E No streaming mode Whole module The entire pipeline is in-memory. For datasets >500K items, the projection step (UMAP on full data) would need subsampling or a minibatch approach. The _MAX_SCATTER_POINTS=8000 limit already handles the projection side.
F LLM labeling uses one HTTP request per cluster cluster/label.py:53-76 No batching. For 50+ clusters this adds latency linearly. Each request has a timeout of 60s, so slow models will compound the delay. The timeout_seconds parameter is configurable.
G api.md misses 5 cluster submodules docs/api.md preprocess.py, label.py, visualize.py, report.py, types.py are not listed under the Clustering section in the API reference docstring. They are still documented via their own docstrings but won't appear in the generated mkdocs output.
H No integration tests for cluster HTTP endpoints tests/ The 18 unit tests cover the core pipeline, serialization, file loading, and store, but there are no tests for the POST /api/cluster or GET /api/clusters HTTP handlers. Mocking the gen_manager would be sufficient.

8.3 Verification state

All checks pass with zero warnings:

  • ruff: All checks passed on src/
  • mypy: No issues in 65 source files
  • pytest: 152/152 passed
  • mkdocs --strict: Builds with zero warnings

9. Dependencies

Core (no extra install)

Dependency Used by Notes
numpy All Vector math
scikit-learn algorithms, evaluate, explain, source HDBSCAN, DBSCAN, KMeans, Agglomerative, PCA, TfidfVectorizer, metrics

Optional ([cluster] extra)

Dependency Used by Notes
umap-learn preprocess UMAP reduction
scipy.cluster.hierarchy algorithms Agglomerative dendrogram

Optional (not in extras)

Dependency Used by Notes
igraph + leidenalg algorithms Leiden backend
aiohttp label LLM labeling
faiss algorithms KMeans for n > 200K, kNN graph for Leiden

10. Future Considerations

  1. Online / streaming clustering: The current pipeline is batch-only. For continuously ingested corpora, an incremental variant (e.g. online FAISS k-means or HDBSCAN's approximate_predict) would avoid re-clustering from scratch.

  2. Cluster persistence in the snapshot: Side files are intentionally decoupled from the snapshot.

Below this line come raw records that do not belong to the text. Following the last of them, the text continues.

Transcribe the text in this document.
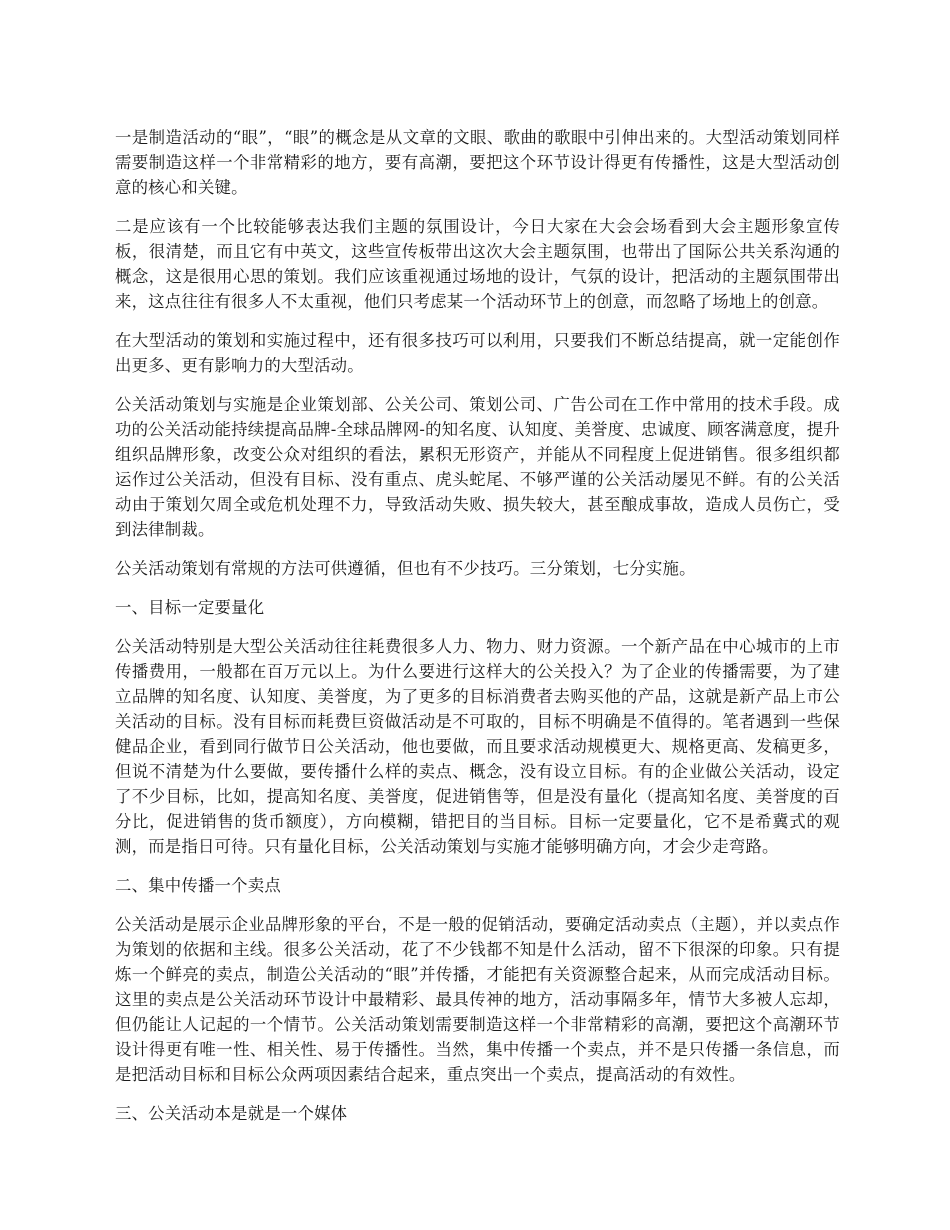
一是制造活动的“眼”，“眼”的概念是从文章的文眼、歌曲的歌眼中引伸出来的。大型活动策划同样需要制造这样一个非常精彩的地方，要有高潮，要把这个环节设计得更有传播性，这是大型活动创意的核心和关键。

二是应该有一个比较能够表达我们主题的氛围设计，今日大家在大会会场看到大会主题形象宣传板，很清楚，而且它有中英文，这些宣传板带出这次大会主题氛围，也带出了国际公共关系沟通的概念，这是很用心思的策划。我们应该重视通过场地的设计，气氛的设计，把活动的主题氛围带出来，这点往往有很多人不太重视，他们只考虑某一个活动环节上的创意，而忽略了场地上的创意。

在大型活动的策划和实施过程中，还有很多技巧可以利用，只要我们不断总结提高，就一定能创作出更多、更有影响力的大型活动。

公关活动策划与实施是企业策划部、公关公司、策划公司、广告公司在工作中常用的技术手段。成功的公关活动能持续提高品牌-全球品牌网-的知名度、认知度、美誉度、忠诚度、顾客满意度，提升组织品牌形象，改变公众对组织的看法，累积无形资产，并能从不同程度上促进销售。很多组织都运作过公关活动，但没有目标、没有重点、虎头蛇尾、不够严谨的公关活动屡见不鲜。有的公关活动由于策划欠周全或危机处理不力，导致活动失败、损失较大，甚至酿成事故，造成人员伤亡，受到法律制裁。

公关活动策划有常规的方法可供遵循，但也有不少技巧。三分策划，七分实施。

一、目标一定要量化

公关活动特别是大型公关活动往往耗费很多人力、物力、财力资源。一个新产品在中心城市的上市传播费用，一般都在百万元以上。为什么要进行这样大的公关投入？为了企业的传播需要，为了建立品牌的知名度、认知度、美誉度，为了更多的目标消费者去购买他的产品，这就是新产品上市公关活动的目标。没有目标而耗费巨资做活动是不可取的，目标不明确是不值得的。笔者遇到一些保健品企业，看到同行做节日公关活动，他也要做，而且要求活动规模更大、规格更高、发稿更多，但说不清楚为什么要做，要传播什么样的卖点、概念，没有设立目标。有的企业做公关活动，设定了不少目标，比如，提高知名度、美誉度，促进销售等，但是没有量化（提高知名度、美誉度的百分比，促进销售的货币额度），方向模糊，错把目的当目标。目标一定要量化，它不是希冀式的观测，而是指日可待。只有量化目标，公关活动策划与实施才能够明确方向，才会少走弯路。

二、集中传播一个卖点

公关活动是展示企业品牌形象的平台，不是一般的促销活动，要确定活动卖点（主题），并以卖点作为策划的依据和主线。很多公关活动，花了不少钱都不知是什么活动，留不下很深的印象。只有提炼一个鲜亮的卖点，制造公关活动的“眼”并传播，才能把有关资源整合起来，从而完成活动目标。这里的卖点是公关活动环节设计中最精彩、最具传神的地方，活动事隔多年，情节大多被人忘却，但仍能让人记起的一个情节。公关活动策划需要制造这样一个非常精彩的高潮，要把这个高潮环节设计得更有唯一性、相关性、易于传播性。当然，集中传播一个卖点，并不是只传播一条信息，而是把活动目标和目标公众两项因素结合起来，重点突出一个卖点，提高活动的有效性。

三、公关活动本是就是一个媒体
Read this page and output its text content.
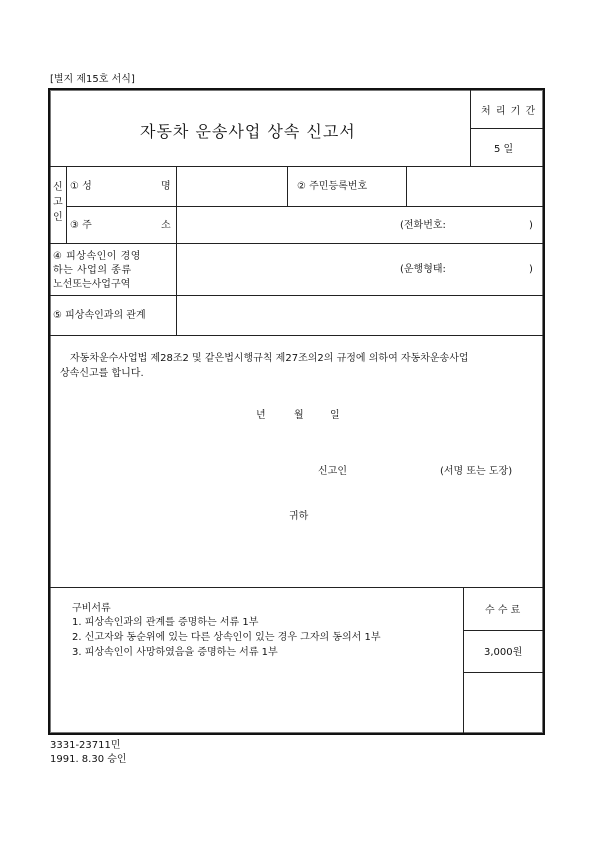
[별지 제15호 서식]
자동차 운송사업 상속 신고서
처 리 기 간
5 일
신
고
인
① 성	명	② 주민등록번호
③ 주	소	(전화번호:	)
④ 피상속인이 경영
하는 사업의 종류
노선또는사업구역
(운행형태:	)
⑤ 피상속인과의 관계
자동차운수사업법 제28조2 및 같은법시행규칙 제27조의2의 규정에 의하여 자동차운송사업
상속신고를 합니다.
년	월	일
신고인	(서명 또는 도장)
귀하
수 수 료
3,000원
구비서류
1. 피상속인과의 관계를 증명하는 서류 1부
2. 신고자와 동순위에 있는 다른 상속인이 있는 경우 그자의 동의서 1부
3. 피상속인이 사망하였음을 증명하는 서류 1부
3331-23711민
1991. 8.30 승인
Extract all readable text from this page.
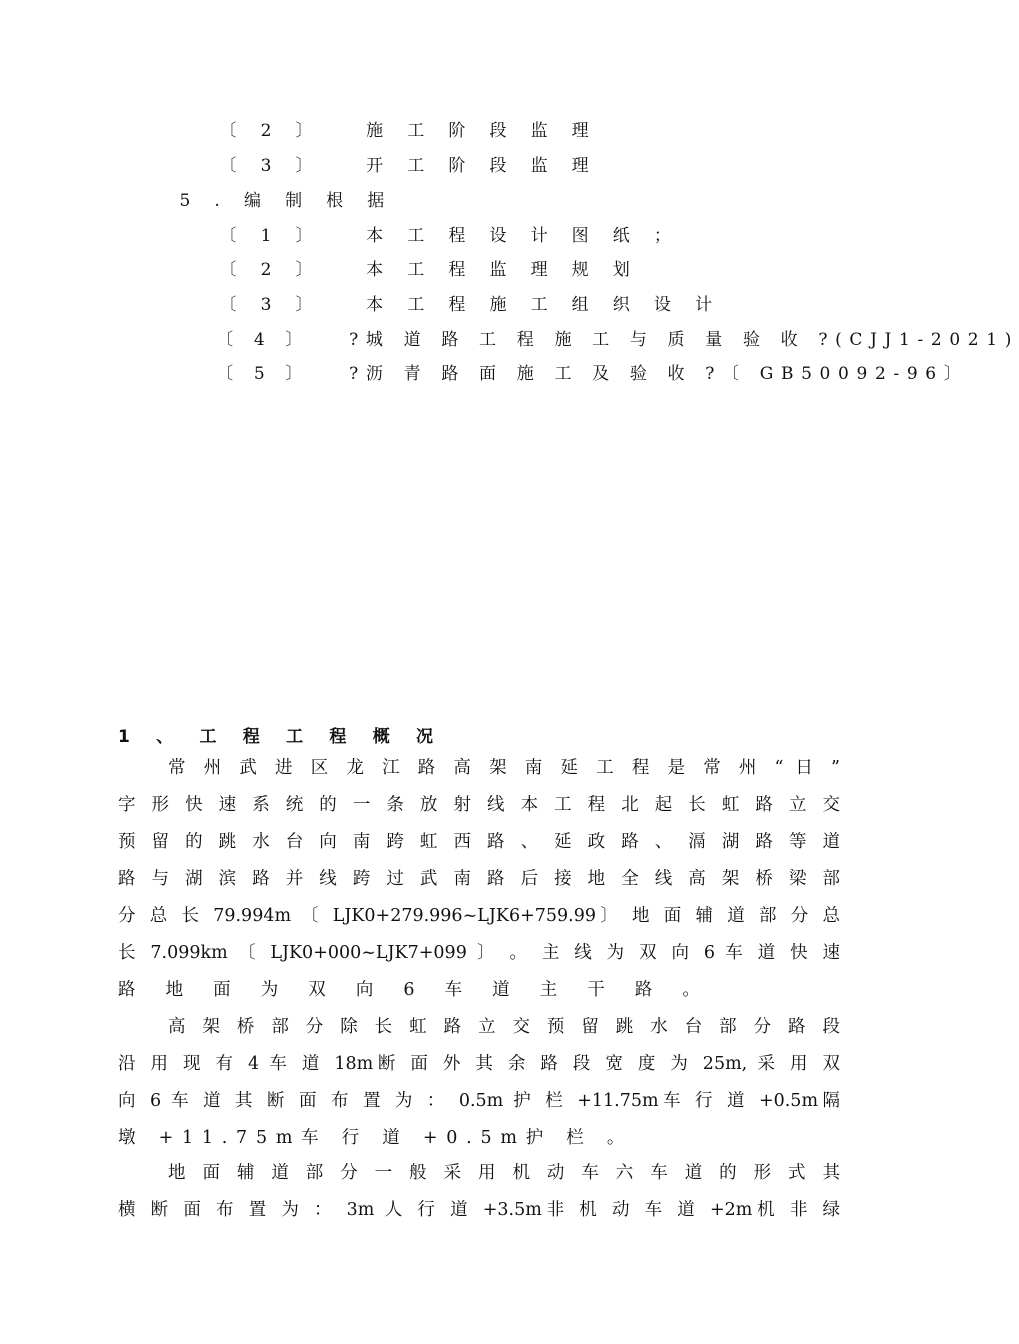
〔 2 〕	施 工 阶 段 监 理

〔 3 〕	开 工 阶 段 监 理

5 . 编 制 根 据

〔 1 〕	本 工 程 设 计 图 纸 ；

〔 2 〕	本 工 程 监 理 规 划

〔 3 〕	本 工 程 施 工 组 织 设 计

〔 4 〕 ?城 道 路 工 程 施 工 与 质 量 验 收 ?(CJJ1-2021)

〔 5 〕 ?沥 青 路 面 施 工 及 验 收 ?〔 GB50092-96〕

1 、 工 程 工 程 概 况
常 州 武 进 区 龙 江 路 高 架 南 延 工 程 是 常 州 “ 日 ”
字 形 快 速 系 统 的 一 条 放 射 线 本 工 程 北 起 长 虹 路 立 交
预 留 的 跳 水 台 向 南 跨 虹 西 路 、 延 政 路 、 滆 湖 路 等 道
路 与 湖 滨 路 并 线 跨 过 武 南 路 后 接 地 全 线 高 架 桥 梁 部
分 总 长 79.994m 〔 LJK0+279.996~LJK6+759.99〕 地 面 辅 道 部 分 总
长 7.099km 〔 LJK0+000~LJK7+099 〕 。 主 线 为 双 向 6 车 道 快 速
路 地 面 为 双 向 6 车 道 主 干 路 。
高 架 桥 部 分 除 长 虹 路 立 交 预 留 跳 水 台 部 分 路 段
沿 用 现 有 4 车 道 18m断 面 外 其 余 路 段 宽 度 为 25m, 采 用 双
向 6 车 道 其 断 面 布 置 为 ： 0.5m 护 栏 +11.75m车 行 道 +0.5m隔
墩 +11.75m车 行 道 +0.5m护 栏 。
地 面 辅 道 部 分 一 般 采 用 机 动 车 六 车 道 的 形 式 其
横 断 面 布 置 为 ： 3m 人 行 道 +3.5m非 机 动 车 道 +2m机 非 绿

If cluster runs become a first-class artifact (e.g. referenced across restarts), saving them under active/vN/clusters/ alongside manifest.json would tie them to a specific generation.

  3. GPU acceleration: FAISS KMeans already runs on GPU when faiss.StandardGpuResources is configured. The sklearn backends remain CPU-only.

  4. Multi-space clustering: The current cluster endpoint accepts a space parameter but clusters only one space at a time. Cross-space clustering (aligning clusters from text + image embeddings) is future work.

  5. LLM label batching: Grouping cluster prompts into a single batch request would reduce HTTP overhead for runs with many clusters. The prompt format would need to support multi-cluster responses.